John Seton DCM, BEM, was a Scottish drummer and drum major, and one of the first to publish notated drum scores in the pipe band idiom. He was Joint Principal of Drumming and Senior Drum Major for the Scottish Pipe Band Association, now known as the Royal Scottish Pipe Band Association or RSPBA, and the original holder of these titles at the organization's formation.

Seton's career as a drummer began in about 1904 with the Govan Police Pipe Band, which was later renamed The City of Glasgow Police Pipe Band. From 1910-1927 he was the band’s Leading Drummer.

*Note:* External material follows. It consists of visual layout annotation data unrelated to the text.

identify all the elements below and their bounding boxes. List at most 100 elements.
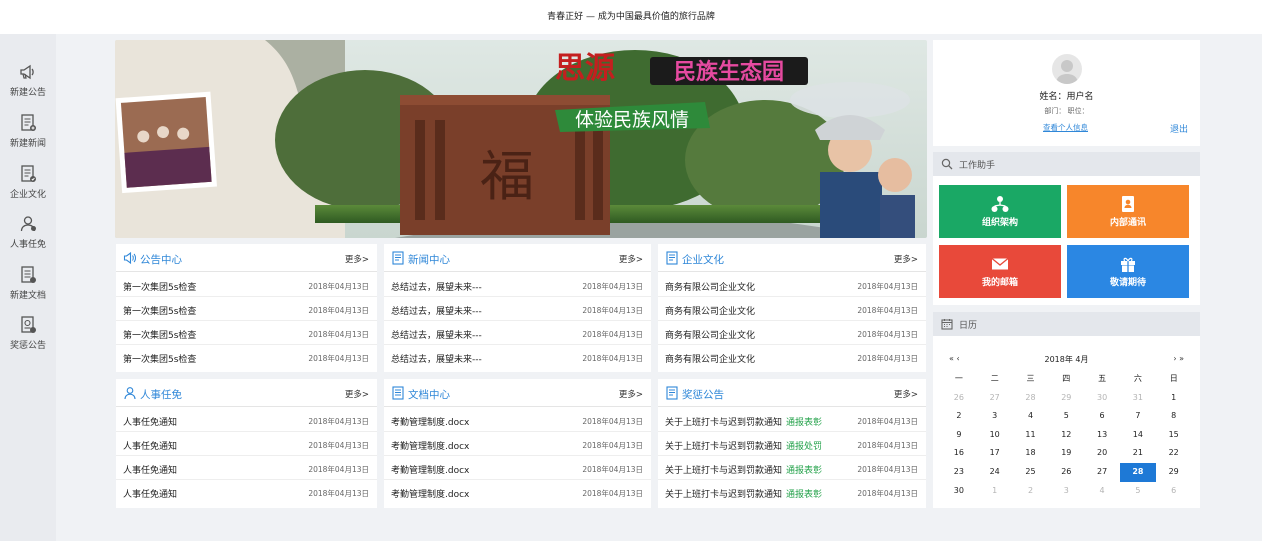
list-item[interactable]: 第一次集团5s检查 2018年04月13日 xyxy=(116,273,377,297)
calendar-day[interactable]: 25 xyxy=(1013,463,1049,482)
tile-label: 组织架构 xyxy=(981,218,1018,228)
logout-link[interactable]: 退出 xyxy=(1170,122,1188,135)
more-link[interactable]: 更多> xyxy=(894,388,918,400)
org-structure-button[interactable]: 组织架构 xyxy=(939,185,1061,238)
item-title: 人事任免通知 xyxy=(123,418,178,428)
calendar-day[interactable]: 5 xyxy=(1120,482,1156,501)
hero-banner[interactable]: 福 思源 民族生态园 体验民族风情 xyxy=(115,40,927,238)
banner-park-name: 民族生态园 xyxy=(674,59,784,85)
calendar-day[interactable]: 7 xyxy=(1120,407,1156,426)
list-item[interactable]: 总结过去，展望未来--- 2018年04月13日 xyxy=(384,321,651,345)
sidebar-item-label: 企业文化 xyxy=(9,190,46,200)
coming-soon-button[interactable]: 敬请期待 xyxy=(1067,245,1189,298)
calendar-day[interactable]: 11 xyxy=(1013,426,1049,445)
calendar-day[interactable]: 23 xyxy=(941,463,977,482)
list-item[interactable]: 第一次集团5s检查 2018年04月13日 xyxy=(116,297,377,321)
calendar-day[interactable]: 15 xyxy=(1156,426,1192,445)
list-item[interactable]: 考勤管理制度.docx 2018年04月13日 xyxy=(384,480,651,504)
list-item[interactable]: 人事任免通知 2018年04月13日 xyxy=(116,480,377,504)
list-item[interactable]: 考勤管理制度.docx 2018年04月13日 xyxy=(384,408,651,432)
calendar-day[interactable]: 31 xyxy=(1120,389,1156,408)
list-item[interactable]: 考勤管理制度.docx 2018年04月13日 xyxy=(384,456,651,480)
calendar-day[interactable]: 4 xyxy=(1013,407,1049,426)
list-item[interactable]: 人事任免通知 2018年04月13日 xyxy=(116,432,377,456)
sidebar-item-new-notice[interactable]: 新建公告 xyxy=(0,62,56,108)
calendar-day[interactable]: 12 xyxy=(1048,426,1084,445)
calendar-day[interactable]: 30 xyxy=(1084,389,1120,408)
list-item[interactable]: 关于上班打卡与迟到罚款通知 通报处罚 2018年04月13日 xyxy=(658,432,926,456)
calendar-day[interactable]: 1 xyxy=(977,482,1013,501)
calendar-day[interactable]: 18 xyxy=(1013,444,1049,463)
list-item[interactable]: 人事任免通知 2018年04月13日 xyxy=(116,456,377,480)
more-link[interactable]: 更多> xyxy=(619,388,643,400)
calendar-day[interactable]: 5 xyxy=(1048,407,1084,426)
calendar-day[interactable]: 24 xyxy=(977,463,1013,482)
list-item[interactable]: 关于上班打卡与迟到罚款通知 通报表彰 2018年04月13日 xyxy=(658,456,926,480)
item-title: 关于上班打卡与迟到罚款通知 通报表彰 xyxy=(665,463,822,476)
calendar-day[interactable]: 3 xyxy=(1048,482,1084,501)
item-date: 2018年04月13日 xyxy=(857,306,918,315)
calendar-day[interactable]: 26 xyxy=(1048,463,1084,482)
sidebar-item-culture[interactable]: 企业文化 xyxy=(0,164,56,210)
calendar-day[interactable]: 29 xyxy=(1048,389,1084,408)
calendar-day[interactable]: 2 xyxy=(1013,482,1049,501)
sidebar-item-new-document[interactable]: 新建文档 xyxy=(0,265,56,311)
list-item[interactable]: 人事任免通知 2018年04月13日 xyxy=(116,408,377,432)
calendar-day[interactable]: 19 xyxy=(1048,444,1084,463)
more-link[interactable]: 更多> xyxy=(345,388,369,400)
sidebar-item-personnel[interactable]: 人事任免 xyxy=(0,214,56,260)
top-slogan-bar: 青春正好 — 成为中国最具价值的旅行品牌 xyxy=(0,0,1262,34)
calendar-day[interactable]: 9 xyxy=(941,426,977,445)
calendar-day[interactable]: 30 xyxy=(941,482,977,501)
calendar-day[interactable]: 6 xyxy=(1156,482,1192,501)
user-avatar-icon xyxy=(1056,60,1078,84)
calendar-day[interactable]: 27 xyxy=(977,389,1013,408)
list-item[interactable]: 关于上班打卡与迟到罚款通知 通报表彰 2018年04月13日 xyxy=(658,480,926,504)
item-date: 2018年04月13日 xyxy=(582,354,643,363)
calendar-day[interactable]: 3 xyxy=(977,407,1013,426)
calendar-day[interactable]: 29 xyxy=(1156,463,1192,482)
calendar-day[interactable]: 10 xyxy=(977,426,1013,445)
calendar-weekday: 五 xyxy=(1098,374,1107,383)
calendar-day[interactable]: 21 xyxy=(1120,444,1156,463)
list-item[interactable]: 总结过去，展望未来--- 2018年04月13日 xyxy=(384,273,651,297)
calendar-day[interactable]: 16 xyxy=(941,444,977,463)
avatar[interactable] xyxy=(1052,54,1082,84)
calendar-day[interactable]: 22 xyxy=(1156,444,1192,463)
more-link[interactable]: 更多> xyxy=(345,253,369,265)
list-item[interactable]: 商务有限公司企业文化 2018年04月13日 xyxy=(658,321,926,345)
item-title: 总结过去，展望未来--- xyxy=(391,331,482,341)
calendar-day[interactable]: 26 xyxy=(941,389,977,408)
list-item[interactable]: 总结过去，展望未来--- 2018年04月13日 xyxy=(384,345,651,369)
list-item[interactable]: 第一次集团5s检查 2018年04月13日 xyxy=(116,321,377,345)
sidebar-item-award-notice[interactable]: 奖惩公告 xyxy=(0,315,56,361)
list-item[interactable]: 第一次集团5s检查 2018年04月13日 xyxy=(116,345,377,369)
calendar-day[interactable]: 2 xyxy=(941,407,977,426)
calendar-day[interactable]: 27 xyxy=(1084,463,1120,482)
list-item[interactable]: 商务有限公司企业文化 2018年04月13日 xyxy=(658,297,926,321)
calendar-next-nav[interactable]: › » xyxy=(1173,354,1184,363)
work-helper-header: 工作助手 xyxy=(933,152,1200,176)
calendar-weekday: 四 xyxy=(1062,374,1071,383)
list-item[interactable]: 商务有限公司企业文化 2018年04月13日 xyxy=(658,273,926,297)
calendar-day[interactable]: 14 xyxy=(1120,426,1156,445)
calendar-day[interactable]: 1 xyxy=(1156,389,1192,408)
view-profile-link[interactable]: 查看个人信息 xyxy=(1043,122,1088,133)
calendar-day[interactable]: 6 xyxy=(1084,407,1120,426)
more-link[interactable]: 更多> xyxy=(619,253,643,265)
list-item[interactable]: 考勤管理制度.docx 2018年04月13日 xyxy=(384,432,651,456)
internal-contacts-button[interactable]: 内部通讯 xyxy=(1067,185,1189,238)
list-item[interactable]: 总结过去，展望未来--- 2018年04月13日 xyxy=(384,297,651,321)
calendar-day[interactable]: 17 xyxy=(977,444,1013,463)
sidebar-item-new-news[interactable]: 新建新闻 xyxy=(0,113,56,159)
more-link[interactable]: 更多> xyxy=(894,253,918,265)
list-item[interactable]: 关于上班打卡与迟到罚款通知 通报表彰 2018年04月13日 xyxy=(658,408,926,432)
calendar-day[interactable]: 28 xyxy=(1013,389,1049,408)
calendar-day[interactable]: 20 xyxy=(1084,444,1120,463)
my-mailbox-button[interactable]: 我的邮箱 xyxy=(939,245,1061,298)
list-item[interactable]: 商务有限公司企业文化 2018年04月13日 xyxy=(658,345,926,369)
calendar-day[interactable]: 8 xyxy=(1156,407,1192,426)
calendar-day[interactable]: 13 xyxy=(1084,426,1120,445)
calendar-day[interactable]: 4 xyxy=(1084,482,1120,501)
calendar-day-today[interactable]: 28 xyxy=(1120,463,1156,482)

He served in World War I with the Argyll and Sutherland Highlanders. After the war he published his first book, Bagpipe and Drum Tutor with Pipe-Major Willie Gray in 1922. This was one of the first known publications to use musical notation to describe a pipe band style drum setting.

In 1936 Seton was asked to form the drum department of a new pipe band college, along with Alex A.D. Hamilton. This effort was delayed by World War II but eventually did become the Scottish Pipe Band Association College in 1947, for which Seton was the Senior Drum Major and he and Hamilton served as co-Principals of Drumming.

Seton moved to New Zealand in the 1950s, but continued to play the drum. He published his second instructional book, 50 Years Behind the Drum in 1954. Seton died in New Zealand.

His students included: Drum Major James (Jimmy) Catherwood of the Dalzell Highland Pipe Band and Edinburgh City Police Pipe Band, Drumming Principal Alex McCormick of the Australian Pipe Band College, and his son Drum Major Jack Seton of the Glasgow City Police Pipe Band.